When we got to the Edgartown–Vineyard Haven road, we found it plowed. The Highway Department at work. The town guys didn’t mind the work because it meant a lot of overtime. They did the school parking lots and all the other official lots, but they didn’t do private driveways, at least, not very often. Every now and then such a driveway got plowed but just who did it was an official mystery. Mostly, private driveways were plowed by people like Ted Overhill.

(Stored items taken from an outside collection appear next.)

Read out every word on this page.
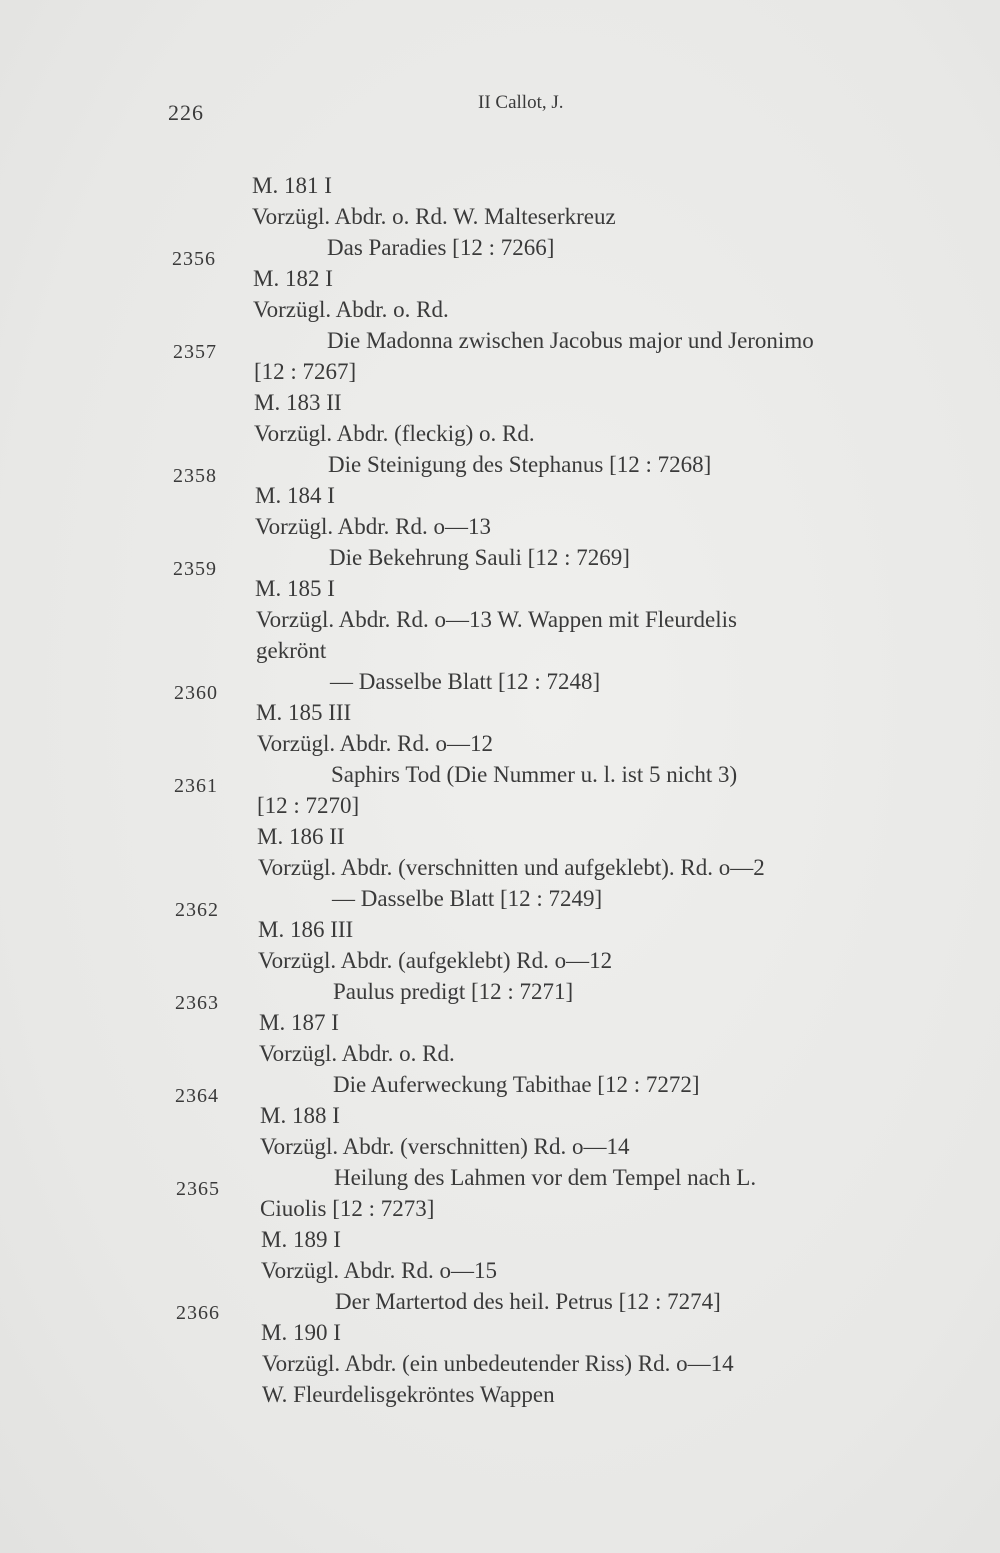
226	II Callot, J.
M. 181 I
Vorzügl. Abdr. o. Rd. W. Malteserkreuz
Das Paradies [12 : 7266]
M. 182 I
Vorzügl. Abdr. o. Rd.
2356
Die Madonna zwischen Jacobus major und Jeronimo
[12 : 7267]
M. 183 II
Vorzügl. Abdr. (fleckig) o. Rd.
2357
Die Steinigung des Stephanus [12 : 7268]
M. 184 I
Vorzügl. Abdr. Rd. o—13
2358
Die Bekehrung Sauli [12 : 7269]
M. 185 I
Vorzügl. Abdr. Rd. o—13 W. Wappen mit Fleurdelis
gekrönt
2359
— Dasselbe Blatt [12 : 7248]
M. 185 III
Vorzügl. Abdr. Rd. o—12
2360
Saphirs Tod (Die Nummer u. l. ist 5 nicht 3)
[12 : 7270]
M. 186 II
Vorzügl. Abdr. (verschnitten und aufgeklebt). Rd. o—2
2361
— Dasselbe Blatt [12 : 7249]
M. 186 III
Vorzügl. Abdr. (aufgeklebt) Rd. o—12
2362
Paulus predigt [12 : 7271]
M. 187 I
Vorzügl. Abdr. o. Rd.
2363
Die Auferweckung Tabithae [12 : 7272]
M. 188 I
Vorzügl. Abdr. (verschnitten) Rd. o—14
2364
Heilung des Lahmen vor dem Tempel nach L.
Ciuolis [12 : 7273]
M. 189 I
Vorzügl. Abdr. Rd. o—15
2365
Der Martertod des heil. Petrus [12 : 7274]
M. 190 I
Vorzügl. Abdr. (ein unbedeutender Riss) Rd. o—14
W. Fleurdelisgekröntes Wappen
2366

“When he isn’t plowing snow, Ted uses his trucks in his landscaping business,” I said as we drove to his place. “His sister works part-time for the Steamship Authority and keeps him informed about cars and passengers. He sees himself as the island’s eye on tourism. Too little is bad for businesses; too much is bad for everybody else; just right has never been defined.”
“Wasn’t it Davy Crockett who said, ‘Make sure you’re right, then go ahead’?”
“Something like that.”
“The problem is knowing when you’re right.”
“You might want to take a peek into Ted’s barn. For as long as I can remember he’s been building a boat in there. Right up your alley.” I turned on to Ted’s side street—not yet plowed—and saw the earlier tracks of a couple of vehicles whose owners had to get somewhere, snow or not.
At the end of Ted’s drive, I parked the Land Cruiser in front of the barn, beside two big pickups armed with plows, then we took our coffee thermoses and stomped and kicked our way to the house. I performed introductions on the farmer’s porch as Ted came out to meet us.